Adam Braidwood

Photo : Adam Braidwood Crédit : Stevens LeBlanc/JOURNAL DE QUEBE

Boxe

Un pugiliste sorti de l’enfer

Publié | Mis à jour

Le destin d’Adam Braidwood semblait tout tracé sur les terrains de football. Or, une spirale infernale l’a entraîné jusqu’en prison après usage abusif de drogues et problèmes de santé mentale. Son combat de vendredi au Centre Vidéotron contre Éric Martel-Bahoeli se veut le chapitre inespéré dans l’histoire rocambolesque de sa vie.

Les deux poids lourds feront les frais de la demi-finale de la soirée, dans le championnat du monde de la WBU.

Mais le colosse de 6 pi 4 po et 250 lb originaire de la Colombie-Britannique ne s’en cache pas. Après une carrière sabotée avec les Eskimos d’Edmonton, dans la Ligue canadienne de football, c’est avec la faucheuse qu’il semblait condamné à prendre rendez-vous au bout de la route, plutôt qu’avec son rival de Québec.

«J’ai poussé très souvent les limites et je ne devrais plus être ici. Je me suis placé dans des situations vraiment dangereuses. En comparaison de ce que j’ai fait et vu, la boxe et la compétition, c’est juste amusant», a confié Braidwood de sa voix caverneuse.

Cocktail d’accusations

Après une belle carrière universitaire à Washington State, le bœuf de l’Ouest s’est illustré en 2006 comme tout premier choix des Eskimos, étant élu recrue par excellence de l’équipe. Les blessures ont toutefois eu raison de son corps, et la dépendance aux médicaments antidouleur et à diverses drogues ont emporté ce qui restait de lui.

En 2010, Braidwood touchait le fond en se livrant à une agression sexuelle. Voies de fait graves, séquestration, menaces, possession d’arme et violation de ses conditions de libération conditionnelle ont aussi figuré à son «palmarès».

C’était, évidemment, la fin pour le football et, en 2013, la sentence tombait: quatre ans et demi derrière les barreaux.

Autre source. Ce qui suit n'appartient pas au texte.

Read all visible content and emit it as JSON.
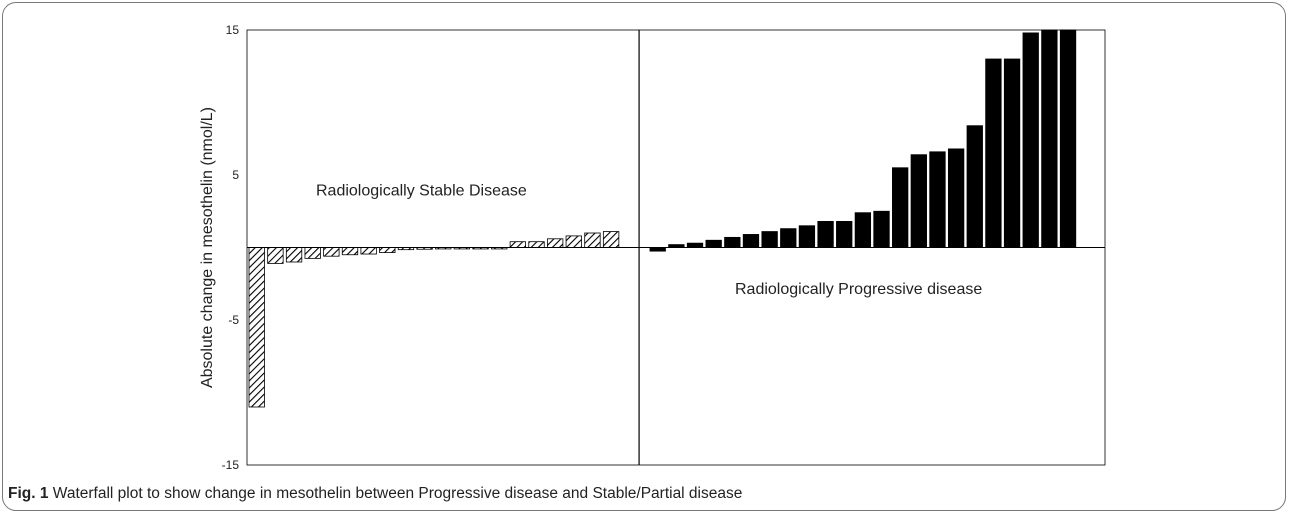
{
  "chart_data": {
    "type": "bar",
    "ylabel": "Absolute change in mesothelin (nmol/L)",
    "ylim": [
      -15,
      15
    ],
    "yticks": [
      15,
      5,
      -5,
      -15
    ],
    "annotations": {
      "stable_label": "Radiologically Stable Disease",
      "progressive_label": "Radiologically Progressive disease"
    },
    "series": [
      {
        "pattern": "hatched",
        "values": [
          -11,
          -1.1,
          -1.0,
          -0.75,
          -0.6,
          -0.5,
          -0.45,
          -0.35,
          -0.15,
          -0.12,
          -0.1,
          -0.1,
          -0.1,
          -0.1,
          0.4,
          0.4,
          0.6,
          0.8,
          1.0,
          1.1
        ]
      },
      {
        "pattern": "solid",
        "color": "#000000",
        "values": [
          -0.25,
          0.2,
          0.3,
          0.5,
          0.7,
          0.9,
          1.1,
          1.3,
          1.5,
          1.8,
          1.8,
          2.4,
          2.5,
          5.5,
          6.4,
          6.6,
          6.8,
          8.4,
          13,
          13,
          14.8,
          15,
          15
        ]
      }
    ]
  },
  "caption": {
    "fig_label": "Fig. 1",
    "text": " Waterfall plot to show change in mesothelin between Progressive disease and Stable/Partial disease"
  }
}
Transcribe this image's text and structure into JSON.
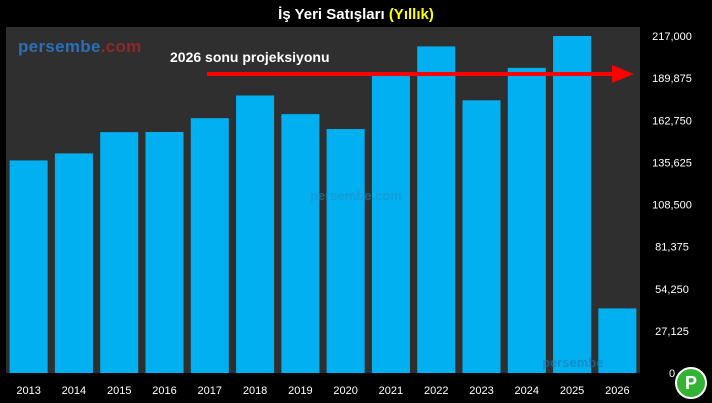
{
  "title": {
    "main": "İş Yeri Satışları",
    "accent": "(Yıllık)"
  },
  "logo": {
    "part1": "persembe",
    "part2": ".com"
  },
  "watermarks": {
    "center": "persembe.com",
    "bottom": "persembe"
  },
  "badge": {
    "label": "P"
  },
  "annotation": {
    "label": "2026 sonu projeksiyonu"
  },
  "colors": {
    "bar": "#00b0f0",
    "arrow": "#ff0000",
    "background": "#000000",
    "plot_background": "#2f2f2f",
    "accent": "#ffff00"
  },
  "chart_data": {
    "type": "bar",
    "categories": [
      "2013",
      "2014",
      "2015",
      "2016",
      "2017",
      "2018",
      "2019",
      "2020",
      "2021",
      "2022",
      "2023",
      "2024",
      "2025",
      "2026"
    ],
    "values": [
      136900,
      141400,
      155100,
      155200,
      164100,
      178700,
      166700,
      157100,
      192400,
      210300,
      175600,
      196500,
      218000,
      41600
    ],
    "ylim": [
      0,
      217000
    ],
    "ytick_labels": [
      "0",
      "27,125",
      "54,250",
      "81,375",
      "108,500",
      "135,625",
      "162,750",
      "189,875",
      "217,000"
    ],
    "ytick_values": [
      0,
      27125,
      54250,
      81375,
      108500,
      135625,
      162750,
      189875,
      217000
    ],
    "projection_level": 192500,
    "grid": false,
    "legend": "none",
    "y_axis_side": "right"
  }
}
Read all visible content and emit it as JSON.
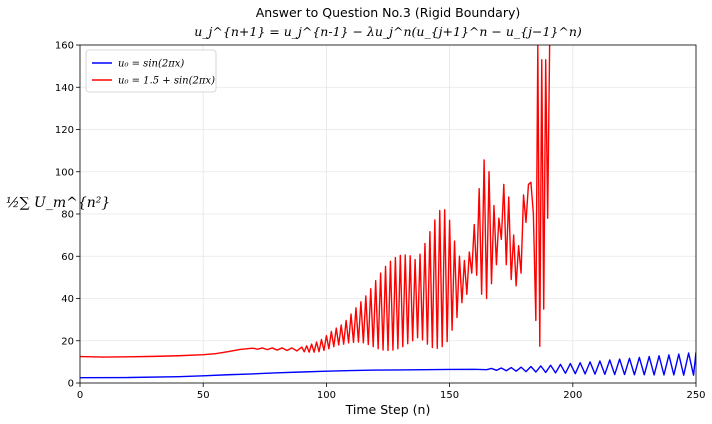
{
  "chart_data": {
    "type": "line",
    "title": "Answer to Question No.3 (Rigid Boundary)",
    "subtitle": "u_j^{n+1} = u_j^{n-1} − λu_j^n(u_{j+1}^n − u_{j−1}^n)",
    "xlabel": "Time Step (n)",
    "ylabel": "½∑ U_m^{n²}",
    "xlim": [
      0,
      250
    ],
    "ylim": [
      0,
      160
    ],
    "xticks": [
      0,
      50,
      100,
      150,
      200,
      250
    ],
    "yticks": [
      0,
      20,
      40,
      60,
      80,
      100,
      120,
      140,
      160
    ],
    "grid": true,
    "legend_position": "top-left",
    "series": [
      {
        "name": "u₀ = sin(2πx)",
        "color": "#0000ff",
        "points": [
          [
            0,
            2.5
          ],
          [
            20,
            2.6
          ],
          [
            40,
            3.0
          ],
          [
            50,
            3.4
          ],
          [
            60,
            3.9
          ],
          [
            70,
            4.3
          ],
          [
            80,
            4.8
          ],
          [
            90,
            5.2
          ],
          [
            100,
            5.6
          ],
          [
            110,
            5.9
          ],
          [
            120,
            6.1
          ],
          [
            130,
            6.2
          ],
          [
            140,
            6.3
          ],
          [
            150,
            6.4
          ],
          [
            160,
            6.5
          ],
          [
            165,
            6.3
          ],
          [
            167,
            6.9
          ],
          [
            169,
            6.0
          ],
          [
            171,
            7.1
          ],
          [
            173,
            5.8
          ],
          [
            175,
            7.3
          ],
          [
            177,
            5.6
          ],
          [
            179,
            7.5
          ],
          [
            181,
            5.4
          ],
          [
            183,
            7.8
          ],
          [
            185,
            5.2
          ],
          [
            187,
            8.1
          ],
          [
            189,
            5.0
          ],
          [
            191,
            8.4
          ],
          [
            193,
            4.8
          ],
          [
            195,
            8.8
          ],
          [
            197,
            4.6
          ],
          [
            199,
            9.2
          ],
          [
            201,
            4.4
          ],
          [
            203,
            9.6
          ],
          [
            205,
            4.3
          ],
          [
            207,
            10.0
          ],
          [
            209,
            4.2
          ],
          [
            211,
            10.4
          ],
          [
            213,
            4.1
          ],
          [
            215,
            10.9
          ],
          [
            217,
            4.0
          ],
          [
            219,
            11.3
          ],
          [
            221,
            4.0
          ],
          [
            223,
            11.7
          ],
          [
            225,
            3.9
          ],
          [
            227,
            12.1
          ],
          [
            229,
            3.9
          ],
          [
            231,
            12.5
          ],
          [
            233,
            3.8
          ],
          [
            235,
            12.9
          ],
          [
            237,
            3.8
          ],
          [
            239,
            13.3
          ],
          [
            241,
            3.8
          ],
          [
            243,
            13.7
          ],
          [
            245,
            3.7
          ],
          [
            247,
            14.2
          ],
          [
            249,
            3.7
          ],
          [
            250,
            14.6
          ]
        ]
      },
      {
        "name": "u₀ = 1.5 + sin(2πx)",
        "color": "#ff0000",
        "points": [
          [
            0,
            12.5
          ],
          [
            10,
            12.3
          ],
          [
            20,
            12.4
          ],
          [
            30,
            12.6
          ],
          [
            40,
            12.9
          ],
          [
            50,
            13.4
          ],
          [
            55,
            13.9
          ],
          [
            60,
            14.8
          ],
          [
            65,
            15.9
          ],
          [
            70,
            16.5
          ],
          [
            72,
            16.0
          ],
          [
            74,
            16.6
          ],
          [
            76,
            15.8
          ],
          [
            78,
            16.6
          ],
          [
            80,
            15.6
          ],
          [
            82,
            16.6
          ],
          [
            84,
            15.4
          ],
          [
            86,
            16.6
          ],
          [
            88,
            15.2
          ],
          [
            90,
            17.0
          ],
          [
            91,
            14.8
          ],
          [
            92,
            17.6
          ],
          [
            93,
            14.6
          ],
          [
            94,
            18.4
          ],
          [
            95,
            14.6
          ],
          [
            96,
            19.4
          ],
          [
            97,
            14.8
          ],
          [
            98,
            20.6
          ],
          [
            99,
            15.4
          ],
          [
            100,
            22.4
          ],
          [
            101,
            16.2
          ],
          [
            102,
            24.4
          ],
          [
            103,
            17.2
          ],
          [
            104,
            26.0
          ],
          [
            105,
            18.0
          ],
          [
            106,
            27.4
          ],
          [
            107,
            18.4
          ],
          [
            108,
            29.6
          ],
          [
            109,
            19.0
          ],
          [
            110,
            32.6
          ],
          [
            111,
            19.2
          ],
          [
            112,
            35.6
          ],
          [
            113,
            19.4
          ],
          [
            114,
            38.4
          ],
          [
            115,
            19.0
          ],
          [
            116,
            41.2
          ],
          [
            117,
            18.2
          ],
          [
            118,
            44.6
          ],
          [
            119,
            17.2
          ],
          [
            120,
            48.4
          ],
          [
            121,
            16.2
          ],
          [
            122,
            52.0
          ],
          [
            123,
            15.6
          ],
          [
            124,
            55.2
          ],
          [
            125,
            15.4
          ],
          [
            126,
            57.6
          ],
          [
            127,
            15.6
          ],
          [
            128,
            59.4
          ],
          [
            129,
            16.2
          ],
          [
            130,
            60.4
          ],
          [
            131,
            17.2
          ],
          [
            132,
            60.6
          ],
          [
            133,
            18.6
          ],
          [
            134,
            60.2
          ],
          [
            135,
            20.0
          ],
          [
            136,
            58.4
          ],
          [
            137,
            21.4
          ],
          [
            138,
            61.0
          ],
          [
            139,
            20.4
          ],
          [
            140,
            66.0
          ],
          [
            141,
            18.4
          ],
          [
            142,
            71.6
          ],
          [
            143,
            16.8
          ],
          [
            144,
            77.2
          ],
          [
            145,
            16.4
          ],
          [
            146,
            81.6
          ],
          [
            147,
            17.2
          ],
          [
            148,
            82.0
          ],
          [
            149,
            19.6
          ],
          [
            150,
            77.0
          ],
          [
            151,
            25.0
          ],
          [
            152,
            67.2
          ],
          [
            153,
            31.0
          ],
          [
            154,
            60.0
          ],
          [
            155,
            38.0
          ],
          [
            156,
            58.0
          ],
          [
            157,
            42.0
          ],
          [
            158,
            62.0
          ],
          [
            159,
            52.0
          ],
          [
            160,
            75.0
          ],
          [
            161,
            51.0
          ],
          [
            162,
            92.0
          ],
          [
            163,
            42.0
          ],
          [
            164,
            105.6
          ],
          [
            165,
            40.0
          ],
          [
            166,
            100.0
          ],
          [
            167,
            47.0
          ],
          [
            168,
            84.0
          ],
          [
            169,
            56.0
          ],
          [
            170,
            78.0
          ],
          [
            171,
            68.0
          ],
          [
            172,
            94.0
          ],
          [
            173,
            56.0
          ],
          [
            174,
            88.0
          ],
          [
            175,
            49.0
          ],
          [
            176,
            70.0
          ],
          [
            177,
            46.0
          ],
          [
            178,
            65.0
          ],
          [
            179,
            52.0
          ],
          [
            180,
            89.0
          ],
          [
            181,
            76.0
          ],
          [
            182,
            94.0
          ],
          [
            183,
            95.0
          ],
          [
            184,
            80.0
          ],
          [
            185,
            29.6
          ],
          [
            185.8,
            160.0
          ],
          [
            186.6,
            17.4
          ],
          [
            187.4,
            153.0
          ],
          [
            188.2,
            35.0
          ],
          [
            189,
            153.0
          ],
          [
            189.8,
            78.0
          ],
          [
            190.6,
            160.0
          ]
        ]
      }
    ]
  }
}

«J’ai fait de très mauvais choix de vie. La prison m’a enlevé beaucoup, mais ce qu’elle m’a donné, c’est le focus sur mon objectif. Je savais en sortant que je devais faire quelque chose. Le combat a sauvé ma vie. Aujourd’hui, je ne mérite aucun traitement de faveur et tout ce que je peux promettre, c’est de me battre sérieusement parce que je sais ce que ça signifie de tout perdre», a-t-il expliqué sans détour.

La lumière

Tout au long de sa carrière de football, Braidwood affectionnait l’entraînement de boxe et d’arts martiaux mixtes. En 2009, avant d’atteindre le fond du baril, il avait même livré ses deux premiers combats de boxe professionnelle, une victoire et une défaite.

Depuis son retour en décembre 2015 après une peine écourtée, il a gagné ses cinq combats. Au total, il ne compte que 12 petits rounds derrière la cravate.

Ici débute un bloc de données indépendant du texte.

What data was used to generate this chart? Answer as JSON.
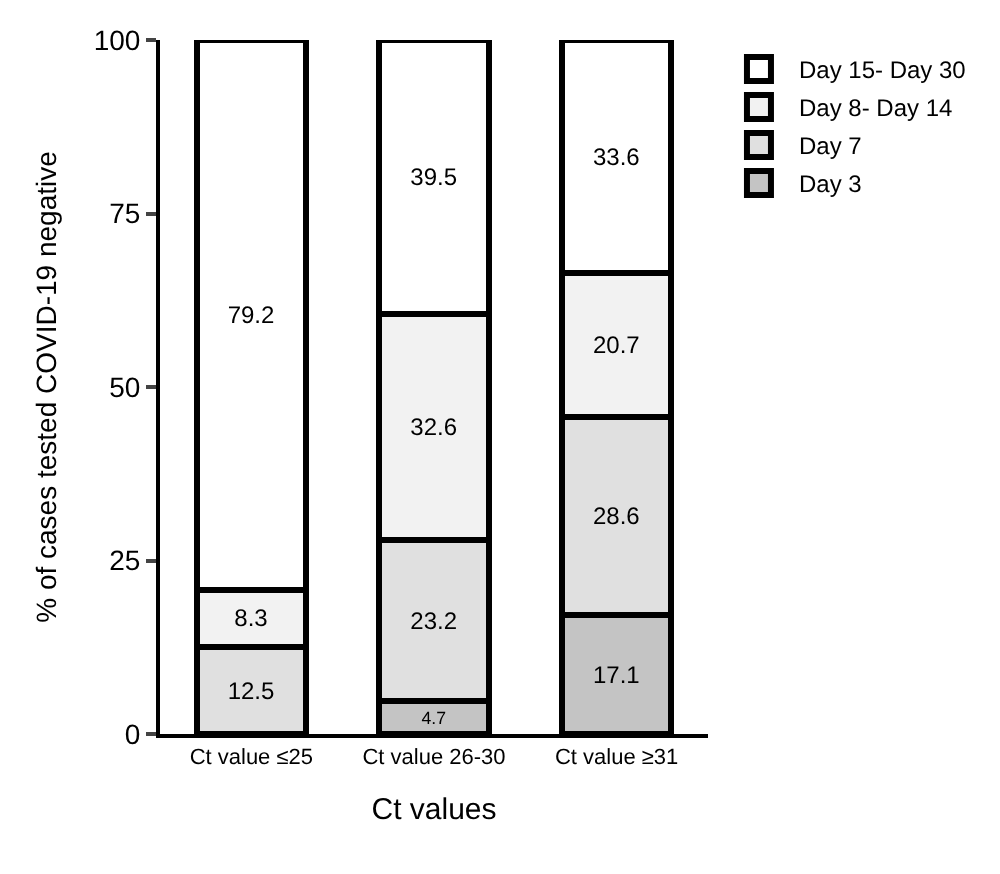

«Il [[Martel-Bahoeli] a beaucoup plus d’expérience, mais pour moi, il n’y a rien de mieux pour apprendre. Je ne me sauve jamais d’un bon combat. Je ne comprendrai jamais les poids lourds qui s’accrochent à se battre contre des gars avec des fiches de 4-10 ou 4-20. Aussi bien se taper un bon combat dur. Ma prédiction? On va se tabasser pas mal fort!» a promis celui qui gagne sa vie de tous les jours comme menuisier.

Une opportunité rêvée

Au moment où plusieurs se plaisent à lever le nez sur le peu d’envergure d’un titre WBU, Braidwood n’en a cure. Il est toujours en quête de sa ceinture la plus importante, celle qu’il s’efforce toujours de décrocher en combattant ses démons quotidiens.

«Plusieurs personnes gâchent leur vie sans se relever. J’ai pris la décision que ça ne m’arriverait pas. Je n’ai rien fait pour mériter cette chance pour un titre, mais je vais tout faire pour en profiter au maximum. Je suis reconnaissant que des gens se préoccupent toujours de moi et que j’hérite d’opportunités dont d’autres ne bénéficieront jamais», a-t-il plaidé.